Ocho años después, mientras languidecía en prisión, condenó la invasión a gran escala de Ucrania por parte de Putin, exhortando a sus compatriotas a tomar las calles, diciendo: “Si para evitar la guerra hay que llenar las cárceles y los furgones policiales, llenaremos las cárceles y los furgones policiales”.

Ese mismo año, defendió que una Rusia post-Putin necesitaba el fin de la concentración de poder en el Kremlin y la creación de una república parlamentaria como “única forma de detener el interminable ciclo de autoritarismo imperial”.
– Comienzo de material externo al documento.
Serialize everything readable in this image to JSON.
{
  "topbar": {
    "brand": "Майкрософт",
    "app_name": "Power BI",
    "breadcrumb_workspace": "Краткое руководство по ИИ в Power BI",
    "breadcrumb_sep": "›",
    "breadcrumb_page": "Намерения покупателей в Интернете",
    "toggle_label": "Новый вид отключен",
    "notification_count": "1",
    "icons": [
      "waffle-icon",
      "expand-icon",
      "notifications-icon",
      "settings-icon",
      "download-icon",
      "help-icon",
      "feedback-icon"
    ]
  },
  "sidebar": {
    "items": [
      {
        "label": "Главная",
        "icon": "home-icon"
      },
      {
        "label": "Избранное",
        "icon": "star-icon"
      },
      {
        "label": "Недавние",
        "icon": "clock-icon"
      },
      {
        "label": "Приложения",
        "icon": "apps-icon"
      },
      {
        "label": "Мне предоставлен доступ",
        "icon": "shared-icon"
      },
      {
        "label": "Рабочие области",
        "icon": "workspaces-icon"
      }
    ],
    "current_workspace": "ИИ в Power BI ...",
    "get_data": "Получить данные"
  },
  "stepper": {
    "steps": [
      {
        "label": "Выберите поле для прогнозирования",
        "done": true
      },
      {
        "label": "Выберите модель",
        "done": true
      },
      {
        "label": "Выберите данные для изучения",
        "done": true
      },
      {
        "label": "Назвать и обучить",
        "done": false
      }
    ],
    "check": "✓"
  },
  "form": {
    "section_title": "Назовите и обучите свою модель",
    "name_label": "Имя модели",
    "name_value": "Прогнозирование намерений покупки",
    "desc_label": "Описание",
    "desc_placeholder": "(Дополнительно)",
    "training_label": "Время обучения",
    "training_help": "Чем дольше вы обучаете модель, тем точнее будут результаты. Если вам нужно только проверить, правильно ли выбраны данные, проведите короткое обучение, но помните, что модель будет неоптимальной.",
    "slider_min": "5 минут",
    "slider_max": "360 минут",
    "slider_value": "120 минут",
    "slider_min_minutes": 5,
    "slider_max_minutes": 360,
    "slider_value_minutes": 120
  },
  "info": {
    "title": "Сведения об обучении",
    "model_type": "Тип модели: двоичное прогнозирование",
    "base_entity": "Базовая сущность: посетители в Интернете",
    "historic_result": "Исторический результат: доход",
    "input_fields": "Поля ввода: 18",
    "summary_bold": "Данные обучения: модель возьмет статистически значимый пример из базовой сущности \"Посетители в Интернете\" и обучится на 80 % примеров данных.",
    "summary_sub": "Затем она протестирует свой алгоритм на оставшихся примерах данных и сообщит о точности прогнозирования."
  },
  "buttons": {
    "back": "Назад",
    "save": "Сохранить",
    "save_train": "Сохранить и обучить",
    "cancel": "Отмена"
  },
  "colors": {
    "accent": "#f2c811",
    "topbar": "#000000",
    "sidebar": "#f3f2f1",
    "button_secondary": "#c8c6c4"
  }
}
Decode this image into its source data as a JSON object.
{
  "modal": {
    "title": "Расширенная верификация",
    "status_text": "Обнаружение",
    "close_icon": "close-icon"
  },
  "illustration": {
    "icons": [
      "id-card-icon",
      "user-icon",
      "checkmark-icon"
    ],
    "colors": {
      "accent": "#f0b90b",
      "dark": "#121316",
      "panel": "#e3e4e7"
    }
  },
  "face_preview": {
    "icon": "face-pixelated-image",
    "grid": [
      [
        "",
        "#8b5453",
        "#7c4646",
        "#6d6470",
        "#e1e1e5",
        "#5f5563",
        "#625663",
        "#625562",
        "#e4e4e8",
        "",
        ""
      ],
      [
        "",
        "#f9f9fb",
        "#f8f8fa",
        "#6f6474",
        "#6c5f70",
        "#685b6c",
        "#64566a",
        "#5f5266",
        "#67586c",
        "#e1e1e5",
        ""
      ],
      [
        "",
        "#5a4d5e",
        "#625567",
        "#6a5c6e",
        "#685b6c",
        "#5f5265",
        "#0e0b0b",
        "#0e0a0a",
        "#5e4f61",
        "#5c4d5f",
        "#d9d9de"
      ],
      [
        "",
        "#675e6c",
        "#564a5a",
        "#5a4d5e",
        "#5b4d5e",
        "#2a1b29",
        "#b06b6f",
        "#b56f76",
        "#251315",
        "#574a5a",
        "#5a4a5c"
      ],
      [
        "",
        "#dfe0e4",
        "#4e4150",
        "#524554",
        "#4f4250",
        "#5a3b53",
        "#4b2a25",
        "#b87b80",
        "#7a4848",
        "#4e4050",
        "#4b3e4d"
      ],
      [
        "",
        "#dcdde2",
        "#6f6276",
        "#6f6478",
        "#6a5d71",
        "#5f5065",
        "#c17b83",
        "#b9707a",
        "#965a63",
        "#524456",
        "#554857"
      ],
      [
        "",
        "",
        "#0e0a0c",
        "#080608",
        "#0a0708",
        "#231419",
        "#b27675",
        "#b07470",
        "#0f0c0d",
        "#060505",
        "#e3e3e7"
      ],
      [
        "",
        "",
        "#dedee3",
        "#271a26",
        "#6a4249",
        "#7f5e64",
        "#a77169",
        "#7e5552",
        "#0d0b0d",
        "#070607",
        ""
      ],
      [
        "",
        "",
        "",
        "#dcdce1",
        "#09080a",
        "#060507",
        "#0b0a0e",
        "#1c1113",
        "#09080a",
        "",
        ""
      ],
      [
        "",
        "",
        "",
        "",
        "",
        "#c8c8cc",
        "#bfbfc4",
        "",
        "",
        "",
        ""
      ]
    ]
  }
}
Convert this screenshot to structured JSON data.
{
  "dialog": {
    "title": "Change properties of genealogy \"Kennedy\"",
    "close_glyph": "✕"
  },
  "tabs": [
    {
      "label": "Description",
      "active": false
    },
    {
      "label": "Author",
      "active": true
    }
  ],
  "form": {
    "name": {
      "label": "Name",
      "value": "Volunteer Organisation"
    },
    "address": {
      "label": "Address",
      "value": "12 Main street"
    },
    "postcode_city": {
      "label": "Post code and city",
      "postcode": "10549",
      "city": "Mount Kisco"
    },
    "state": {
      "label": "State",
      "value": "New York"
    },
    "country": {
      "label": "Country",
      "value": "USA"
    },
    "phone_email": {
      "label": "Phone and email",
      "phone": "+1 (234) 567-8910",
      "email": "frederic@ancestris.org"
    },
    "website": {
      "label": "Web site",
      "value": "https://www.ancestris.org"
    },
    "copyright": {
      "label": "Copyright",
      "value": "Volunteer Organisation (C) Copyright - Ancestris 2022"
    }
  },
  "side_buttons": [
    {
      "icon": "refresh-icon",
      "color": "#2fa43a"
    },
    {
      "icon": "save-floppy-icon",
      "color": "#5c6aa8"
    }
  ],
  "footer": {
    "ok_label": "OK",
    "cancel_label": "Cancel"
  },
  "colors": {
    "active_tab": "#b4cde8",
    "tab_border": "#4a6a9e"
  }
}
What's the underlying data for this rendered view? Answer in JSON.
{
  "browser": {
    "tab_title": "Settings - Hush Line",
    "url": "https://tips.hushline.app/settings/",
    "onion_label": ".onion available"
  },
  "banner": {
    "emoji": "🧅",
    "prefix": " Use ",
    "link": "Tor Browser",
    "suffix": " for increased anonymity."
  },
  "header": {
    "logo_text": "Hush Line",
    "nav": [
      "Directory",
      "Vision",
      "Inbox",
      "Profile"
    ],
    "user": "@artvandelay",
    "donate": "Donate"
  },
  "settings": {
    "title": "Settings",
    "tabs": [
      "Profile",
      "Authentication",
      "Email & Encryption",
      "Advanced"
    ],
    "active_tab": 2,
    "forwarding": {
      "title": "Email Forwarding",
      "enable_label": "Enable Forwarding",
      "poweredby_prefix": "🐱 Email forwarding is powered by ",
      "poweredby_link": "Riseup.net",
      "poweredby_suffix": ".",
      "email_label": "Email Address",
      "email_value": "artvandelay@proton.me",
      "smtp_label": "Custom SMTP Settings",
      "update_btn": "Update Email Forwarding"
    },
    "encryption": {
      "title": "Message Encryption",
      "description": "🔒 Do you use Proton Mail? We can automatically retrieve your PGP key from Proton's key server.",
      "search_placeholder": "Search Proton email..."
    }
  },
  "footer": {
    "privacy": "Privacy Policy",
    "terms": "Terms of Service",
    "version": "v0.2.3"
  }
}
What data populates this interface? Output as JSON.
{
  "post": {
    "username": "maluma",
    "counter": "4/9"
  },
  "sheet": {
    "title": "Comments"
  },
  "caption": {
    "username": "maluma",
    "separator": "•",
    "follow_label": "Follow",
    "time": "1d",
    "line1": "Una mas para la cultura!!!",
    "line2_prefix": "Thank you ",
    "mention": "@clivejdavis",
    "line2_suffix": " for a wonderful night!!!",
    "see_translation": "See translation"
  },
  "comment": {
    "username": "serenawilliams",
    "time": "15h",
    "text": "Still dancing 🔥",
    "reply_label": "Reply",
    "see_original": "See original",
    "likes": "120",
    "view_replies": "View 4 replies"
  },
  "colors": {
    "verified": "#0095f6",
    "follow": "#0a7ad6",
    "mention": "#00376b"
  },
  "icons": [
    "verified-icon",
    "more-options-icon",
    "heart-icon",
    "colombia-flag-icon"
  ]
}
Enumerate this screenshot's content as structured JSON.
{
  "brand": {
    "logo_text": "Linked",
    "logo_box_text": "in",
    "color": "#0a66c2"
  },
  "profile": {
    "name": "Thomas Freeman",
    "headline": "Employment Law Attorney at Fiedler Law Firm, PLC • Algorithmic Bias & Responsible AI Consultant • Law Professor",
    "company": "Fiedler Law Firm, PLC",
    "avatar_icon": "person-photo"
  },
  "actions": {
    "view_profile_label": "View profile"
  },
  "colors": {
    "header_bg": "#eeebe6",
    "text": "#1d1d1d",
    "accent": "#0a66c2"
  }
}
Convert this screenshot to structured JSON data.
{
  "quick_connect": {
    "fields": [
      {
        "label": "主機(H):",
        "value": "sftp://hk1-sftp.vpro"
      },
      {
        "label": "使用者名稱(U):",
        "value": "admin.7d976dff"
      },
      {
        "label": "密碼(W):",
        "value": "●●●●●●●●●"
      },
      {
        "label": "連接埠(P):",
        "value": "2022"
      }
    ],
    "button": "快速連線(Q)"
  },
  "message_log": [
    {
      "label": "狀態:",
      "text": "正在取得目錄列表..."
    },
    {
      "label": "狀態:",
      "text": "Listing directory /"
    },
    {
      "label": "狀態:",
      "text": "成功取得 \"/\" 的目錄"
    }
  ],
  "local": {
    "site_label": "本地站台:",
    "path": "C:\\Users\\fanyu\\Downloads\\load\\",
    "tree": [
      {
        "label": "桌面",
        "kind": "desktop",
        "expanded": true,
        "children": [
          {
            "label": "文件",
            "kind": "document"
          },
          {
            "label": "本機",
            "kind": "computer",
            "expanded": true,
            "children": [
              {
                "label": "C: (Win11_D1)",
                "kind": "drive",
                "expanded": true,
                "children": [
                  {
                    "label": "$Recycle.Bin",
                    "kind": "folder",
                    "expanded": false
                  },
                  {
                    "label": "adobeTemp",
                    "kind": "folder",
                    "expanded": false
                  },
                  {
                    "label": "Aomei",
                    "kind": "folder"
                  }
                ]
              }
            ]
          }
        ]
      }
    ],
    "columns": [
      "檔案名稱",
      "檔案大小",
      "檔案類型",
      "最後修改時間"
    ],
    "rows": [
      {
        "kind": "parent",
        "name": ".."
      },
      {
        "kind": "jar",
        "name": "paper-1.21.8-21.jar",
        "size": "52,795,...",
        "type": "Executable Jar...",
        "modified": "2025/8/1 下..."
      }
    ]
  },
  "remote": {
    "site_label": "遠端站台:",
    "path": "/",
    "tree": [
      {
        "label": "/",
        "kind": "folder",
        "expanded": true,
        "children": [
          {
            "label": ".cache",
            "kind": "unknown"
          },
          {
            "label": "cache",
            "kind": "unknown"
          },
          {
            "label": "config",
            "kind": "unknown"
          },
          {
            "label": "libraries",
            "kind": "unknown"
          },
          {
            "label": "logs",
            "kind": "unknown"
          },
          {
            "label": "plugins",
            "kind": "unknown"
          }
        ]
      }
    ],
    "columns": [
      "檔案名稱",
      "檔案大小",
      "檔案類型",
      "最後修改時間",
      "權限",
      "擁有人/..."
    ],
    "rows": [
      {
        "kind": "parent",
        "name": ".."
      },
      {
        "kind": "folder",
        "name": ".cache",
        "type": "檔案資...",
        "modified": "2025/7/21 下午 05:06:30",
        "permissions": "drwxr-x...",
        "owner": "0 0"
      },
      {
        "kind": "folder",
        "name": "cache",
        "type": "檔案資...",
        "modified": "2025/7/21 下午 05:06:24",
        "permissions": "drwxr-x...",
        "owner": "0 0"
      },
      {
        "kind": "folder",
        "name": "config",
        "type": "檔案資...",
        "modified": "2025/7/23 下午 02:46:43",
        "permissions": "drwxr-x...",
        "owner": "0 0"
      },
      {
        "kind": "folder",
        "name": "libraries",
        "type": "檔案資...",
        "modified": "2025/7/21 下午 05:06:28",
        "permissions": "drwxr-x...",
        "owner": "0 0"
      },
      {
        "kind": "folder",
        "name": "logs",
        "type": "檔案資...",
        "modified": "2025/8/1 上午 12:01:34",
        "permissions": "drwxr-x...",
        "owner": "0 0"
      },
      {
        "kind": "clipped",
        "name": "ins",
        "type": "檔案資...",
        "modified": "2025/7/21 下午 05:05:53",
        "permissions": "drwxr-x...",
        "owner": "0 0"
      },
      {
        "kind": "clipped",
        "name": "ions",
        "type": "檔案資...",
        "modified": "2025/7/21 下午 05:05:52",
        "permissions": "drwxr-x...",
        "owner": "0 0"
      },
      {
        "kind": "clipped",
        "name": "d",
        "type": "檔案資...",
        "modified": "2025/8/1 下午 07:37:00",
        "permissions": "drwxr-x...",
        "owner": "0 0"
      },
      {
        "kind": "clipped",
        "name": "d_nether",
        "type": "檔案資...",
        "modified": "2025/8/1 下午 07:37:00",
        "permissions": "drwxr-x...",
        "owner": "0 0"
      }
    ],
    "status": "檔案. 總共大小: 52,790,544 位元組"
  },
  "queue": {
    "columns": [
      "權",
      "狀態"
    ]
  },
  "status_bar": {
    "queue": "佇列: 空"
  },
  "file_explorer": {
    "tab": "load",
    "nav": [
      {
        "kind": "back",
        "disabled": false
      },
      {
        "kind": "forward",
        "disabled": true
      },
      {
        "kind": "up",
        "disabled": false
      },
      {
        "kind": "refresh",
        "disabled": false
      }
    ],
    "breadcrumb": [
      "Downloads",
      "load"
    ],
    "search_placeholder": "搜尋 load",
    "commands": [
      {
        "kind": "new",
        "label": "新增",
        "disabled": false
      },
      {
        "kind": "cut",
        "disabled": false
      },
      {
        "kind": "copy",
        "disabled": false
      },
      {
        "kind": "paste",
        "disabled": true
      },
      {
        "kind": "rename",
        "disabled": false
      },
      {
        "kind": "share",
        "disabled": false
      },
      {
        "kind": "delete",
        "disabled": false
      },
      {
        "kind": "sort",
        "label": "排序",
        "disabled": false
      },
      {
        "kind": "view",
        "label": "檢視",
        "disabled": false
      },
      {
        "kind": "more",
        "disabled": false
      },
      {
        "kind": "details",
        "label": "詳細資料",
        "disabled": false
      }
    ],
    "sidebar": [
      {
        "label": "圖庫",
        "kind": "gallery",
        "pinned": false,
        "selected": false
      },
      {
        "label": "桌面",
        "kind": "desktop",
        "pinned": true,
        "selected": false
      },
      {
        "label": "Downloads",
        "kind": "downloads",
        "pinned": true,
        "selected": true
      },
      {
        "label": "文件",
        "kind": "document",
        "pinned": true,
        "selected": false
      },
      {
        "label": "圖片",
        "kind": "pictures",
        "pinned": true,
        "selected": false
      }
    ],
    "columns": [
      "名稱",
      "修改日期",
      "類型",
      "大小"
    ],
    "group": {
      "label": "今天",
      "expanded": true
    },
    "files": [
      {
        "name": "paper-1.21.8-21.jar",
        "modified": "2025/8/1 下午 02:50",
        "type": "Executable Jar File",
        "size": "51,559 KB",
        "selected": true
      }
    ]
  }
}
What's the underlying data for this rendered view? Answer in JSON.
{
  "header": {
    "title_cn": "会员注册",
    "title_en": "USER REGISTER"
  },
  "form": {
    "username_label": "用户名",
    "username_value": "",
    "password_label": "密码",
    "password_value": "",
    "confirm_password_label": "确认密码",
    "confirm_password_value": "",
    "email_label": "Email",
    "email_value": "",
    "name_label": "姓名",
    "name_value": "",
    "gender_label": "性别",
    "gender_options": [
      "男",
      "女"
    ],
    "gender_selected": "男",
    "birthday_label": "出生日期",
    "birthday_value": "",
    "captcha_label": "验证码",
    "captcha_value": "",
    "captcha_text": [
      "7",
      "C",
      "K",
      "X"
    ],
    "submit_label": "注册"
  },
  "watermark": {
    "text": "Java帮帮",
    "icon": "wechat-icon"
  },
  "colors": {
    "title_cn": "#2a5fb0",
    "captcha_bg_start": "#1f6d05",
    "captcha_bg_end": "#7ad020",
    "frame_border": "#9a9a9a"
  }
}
La tragedia de Navalny es que nunca tuvo la oportunidad de convertir en poder político la autoridad moral que amasó durante años como disidente. Al igual que Charles de Gaulle en Francia y Nelson Mandela en Sudáfrica, podría haberse convertido en un líder redentor, que hubiera sacado a su pueblo de la guerra y la tiranía para llevarlo a la tierra prometida de una sociedad más libre.

En cambio, ha dejado a sus compatriotas el ejemplo de un hombre valiente, con principios y reflexivo, que sacrificó su vida por la causa de la democracia y la paz. Ese es su legado perdurable.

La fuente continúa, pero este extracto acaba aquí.